What is becoming clearer too, is the mortality rate for the virus.  First pinned at a staggering 90%, it has been revised down to a much lower percentage, and the observation of those cluster patients who have been exposed will provide additional data on how many people actually contract the virus but do not go on to become critically ill or die. 

Another isolated case of Mers being exported from its hotspots is the death of a Malaysian man who had returned from Mecca.  The man died on April 13 after returning to his country on March 29.  

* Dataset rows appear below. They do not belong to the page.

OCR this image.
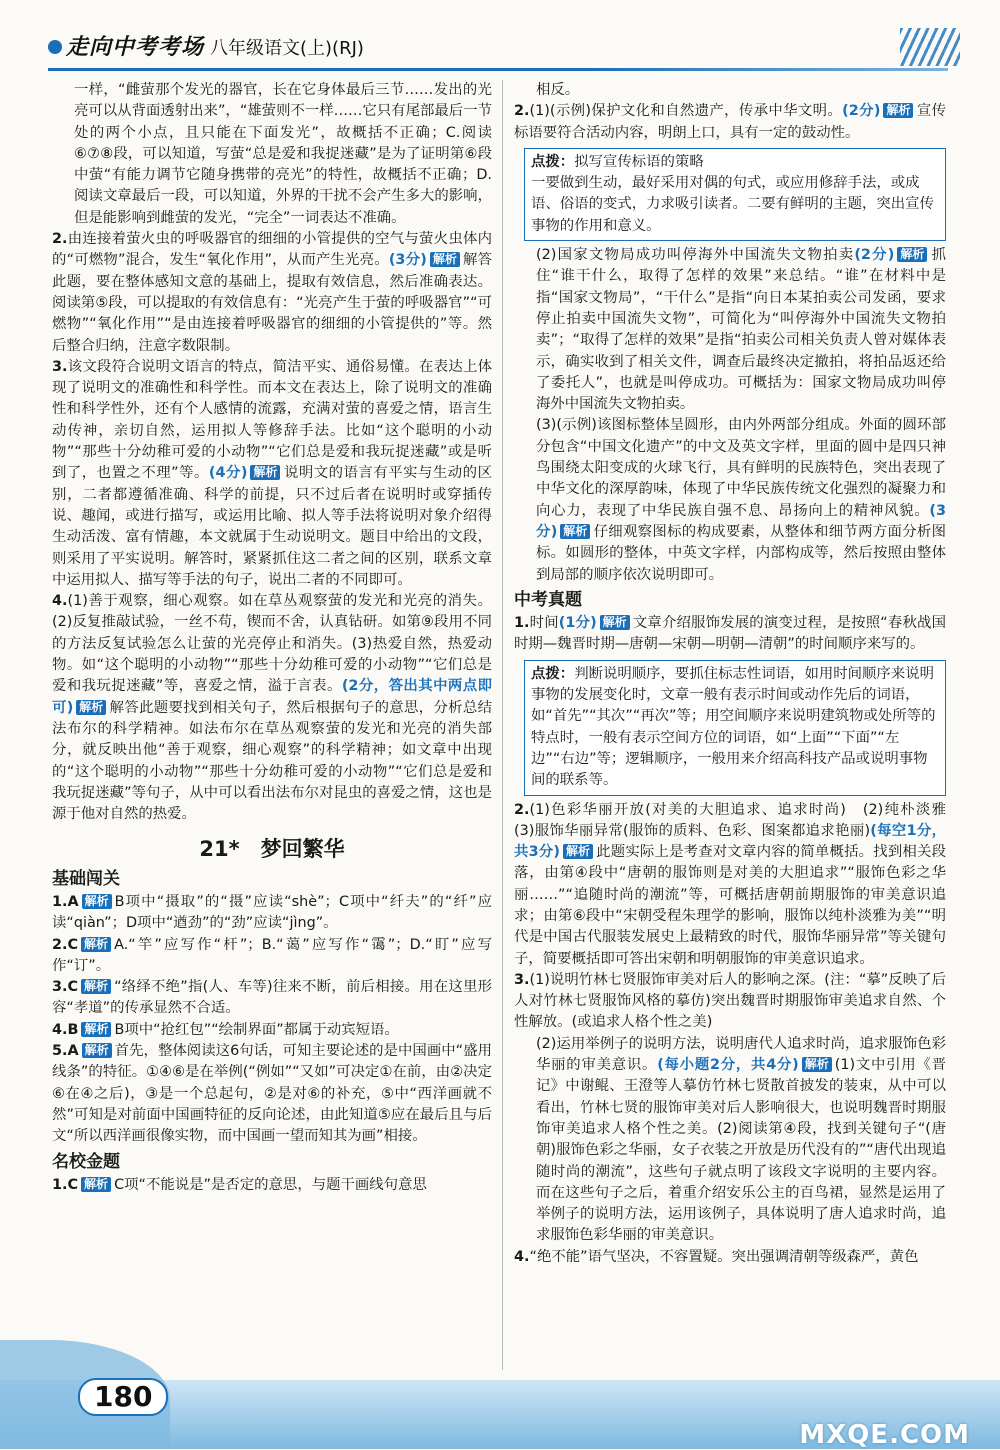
走向中考考场 八年级语文(上)(RJ)

一样，“雌萤那个发光的器官，长在它身体最后三节……发出的光亮可以从背面透射出来”，“雄萤则不一样……它只有尾部最后一节处的两个小点，且只能在下面发光”，故概括不正确；C.阅读⑥⑦⑧段，可以知道，写萤“总是爱和我捉迷藏”是为了证明第⑥段中萤“有能力调节它随身携带的亮光”的特性，故概括不正确；D.阅读文章最后一段，可以知道，外界的干扰不会产生多大的影响，但是能影响到雌萤的发光，“完全”一词表达不准确。

2.由连接着萤火虫的呼吸器官的细细的小管提供的空气与萤火虫体内的“可燃物”混合，发生“氧化作用”，从而产生光亮。(3分) 解析 解答此题，要在整体感知文意的基础上，提取有效信息，然后准确表达。阅读第⑤段，可以提取的有效信息有：“光亮产生于萤的呼吸器官”“可燃物”“氧化作用”“是由连接着呼吸器官的细细的小管提供的”等。然后整合归纳，注意字数限制。

3.该文段符合说明文语言的特点，简洁平实、通俗易懂。在表达上体现了说明文的准确性和科学性。而本文在表达上，除了说明文的准确性和科学性外，还有个人感情的流露，充满对萤的喜爱之情，语言生动传神，亲切自然，运用拟人等修辞手法。比如“这个聪明的小动物”“那些十分幼稚可爱的小动物”“它们总是爱和我玩捉迷藏”或是听到了，也置之不理”等。(4分) 解析 说明文的语言有平实与生动的区别，二者都遵循准确、科学的前提，只不过后者在说明时或穿插传说、趣闻，或进行描写，或运用比喻、拟人等手法将说明对象介绍得生动活泼、富有情趣，本文就属于生动说明文。题目中给出的文段，则采用了平实说明。解答时，紧紧抓住这二者之间的区别，联系文章中运用拟人、描写等手法的句子，说出二者的不同即可。

4.(1)善于观察，细心观察。如在草丛观察萤的发光和光亮的消失。(2)反复推敲试验，一丝不苟，锲而不舍，认真钻研。如第⑨段用不同的方法反复试验怎么让萤的光亮停止和消失。(3)热爱自然，热爱动物。如“这个聪明的小动物”“那些十分幼稚可爱的小动物”“它们总是爱和我玩捉迷藏”等，喜爱之情，溢于言表。(2分，答出其中两点即可) 解析 解答此题要找到相关句子，然后根据句子的意思，分析总结法布尔的科学精神。如法布尔在草丛观察萤的发光和光亮的消失部分，就反映出他“善于观察，细心观察”的科学精神；如文章中出现的“这个聪明的小动物”“那些十分幼稚可爱的小动物”“它们总是爱和我玩捉迷藏”等句子，从中可以看出法布尔对昆虫的喜爱之情，这也是源于他对自然的热爱。

21*　梦回繁华
基础闯关

1.A 解析 B项中“摄取”的“摄”应读“shè”；C项中“纤夫”的“纤”应读“qiàn”；D项中“遒劲”的“劲”应读“jìng”。

2.C 解析 A.“竿”应写作“杆”；B.“蔼”应写作“霭”；D.“盯”应写作“订”。

3.C 解析 “络绎不绝”指(人、车等)往来不断，前后相接。用在这里形容“孝道”的传承显然不合适。

4.B 解析 B项中“抢红包”“绘制界面”都属于动宾短语。

5.A 解析 首先，整体阅读这6句话，可知主要论述的是中国画中“盛用线条”的特征。①④⑥是在举例(“例如”“又如”可决定①在前，由②决定⑥在④之后)，③是一个总起句，②是对⑥的补充，⑤中“西洋画就不然”可知是对前面中国画特征的反向论述，由此知道⑤应在最后且与后文“所以西洋画很像实物，而中国画一望而知其为画”相接。

名校金题

1.C 解析 C项“不能说是”是否定的意思，与题干画线句意思

相反。

2.(1)(示例)保护文化和自然遗产，传承中华文明。(2分) 解析 宣传标语要符合活动内容，明朗上口，具有一定的鼓动性。

点拨：拟写宣传标语的策略
一要做到生动，最好采用对偶的句式，或应用修辞手法，或成语、俗语的变式，力求吸引读者。二要有鲜明的主题，突出宣传事物的作用和意义。

(2)国家文物局成功叫停海外中国流失文物拍卖(2分) 解析 抓住“谁干什么，取得了怎样的效果”来总结。“谁”在材料中是指“国家文物局”，“干什么”是指“向日本某拍卖公司发函，要求停止拍卖中国流失文物”，可简化为“叫停海外中国流失文物拍卖”；“取得了怎样的效果”是指“拍卖公司相关负责人曾对媒体表示，确实收到了相关文件，调查后最终决定撤拍，将拍品返还给了委托人”，也就是叫停成功。可概括为：国家文物局成功叫停海外中国流失文物拍卖。

(3)(示例)该图标整体呈圆形，由内外两部分组成。外面的圆环部分包含“中国文化遗产”的中文及英文字样，里面的圆中是四只神鸟围绕太阳变成的火球飞行，具有鲜明的民族特色，突出表现了中华文化的深厚韵味，体现了中华民族传统文化强烈的凝聚力和向心力，表现了中华民族自强不息、昂扬向上的精神风貌。(3分) 解析 仔细观察图标的构成要素，从整体和细节两方面分析图标。如圆形的整体，中英文字样，内部构成等，然后按照由整体到局部的顺序依次说明即可。

中考真题

1.时间(1分) 解析 文章介绍服饰发展的演变过程，是按照“春秋战国时期—魏晋时期—唐朝—宋朝—明朝—清朝”的时间顺序来写的。

点拨：判断说明顺序，要抓住标志性词语，如用时间顺序来说明事物的发展变化时，文章一般有表示时间或动作先后的词语，如“首先”“其次”“再次”等；用空间顺序来说明建筑物或处所等的特点时，一般有表示空间方位的词语，如“上面”“下面”“左边”“右边”等；逻辑顺序，一般用来介绍高科技产品或说明事物间的联系等。

2.(1)色彩华丽开放(对美的大胆追求、追求时尚)　(2)纯朴淡雅　(3)服饰华丽异常(服饰的质料、色彩、图案都追求艳丽)(每空1分，共3分) 解析 此题实际上是考查对文章内容的简单概括。找到相关段落，由第④段中“唐朝的服饰则是对美的大胆追求”“服饰色彩之华丽……”“追随时尚的潮流”等，可概括唐朝前期服饰的审美意识追求；由第⑥段中“宋朝受程朱理学的影响，服饰以纯朴淡雅为美”“明代是中国古代服装发展史上最精致的时代，服饰华丽异常”等关键句子，简要概括即可答出宋朝和明朝服饰的审美意识追求。

3.(1)说明竹林七贤服饰审美对后人的影响之深。(注：“摹”反映了后人对竹林七贤服饰风格的摹仿)突出魏晋时期服饰审美追求自然、个性解放。(或追求人格个性之美)

(2)运用举例子的说明方法，说明唐代人追求时尚，追求服饰色彩华丽的审美意识。(每小题2分，共4分) 解析 (1)文中引用《晋记》中谢鲲、王澄等人摹仿竹林七贤散首披发的装束，从中可以看出，竹林七贤的服饰审美对后人影响很大，也说明魏晋时期服饰审美追求人格个性之美。(2)阅读第④段，找到关键句子“(唐朝)服饰色彩之华丽，女子衣装之开放是历代没有的”“唐代出现追随时尚的潮流”，这些句子就点明了该段文字说明的主要内容。而在这些句子之后，着重介绍安乐公主的百鸟裙，显然是运用了举例子的说明方法，运用该例子，具体说明了唐人追求时尚，追求服饰色彩华丽的审美意识。

4.“绝不能”语气坚决，不容置疑。突出强调清朝等级森严，黄色

180
MXQE.COM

Although the WHO has not recommended travel bans or even checkpoints at airport receiving passengers from areas that are known to have MERS cases, the time might soon come when stricter measures could be adopted.  The case of the man who returned to Malaysia has also caused a chain-of-infection investigation to see if anyone on the flight from Mecca on a Turkish airliner has been exposed to the virus. However, the screening is still on a voluntary basis, with the authorities asking that those passengers contact the health authorities. 

However, some in the MIddle East are becoming uneasy at the apparently faster transmission of the MERS virus.  Until recently, the health authorities stressed that man-to-man transmission was unconfirmed.  But the recent surge of cases is making a lot of people in the Middle East weary. 

 

One Saudi doctor voiced his concern just this week, at King Fahd hospital. In his words the Health Authorities do not have a clear picture of the magnitude of the problem. One examples he cites is the fact that the hospital that treated or received a MERS patient should shut down for a while and not merely for the short time it takes to do a quick disinfection of the emergency room.  

In fact, the last two weeks has seen an unprecedented surge of the disease.  That, to epidemiologist, is a warning sign, because it shows a possible change in the strain and its behavior.  Most of the victims now are health workers, unlike before when most cases were unrelated to each other. 

The fear people have at this point is that either the virus has become more virulent or the measures to contrast the spread of the disease are insufficient. The Saudi authorities have denied that their prevention measures are inadequate.  

The range of the virus, however, keeps widening.  On April 13, the first ever case of Mers was recorded in Yemen.  The case was detected in Sanaa.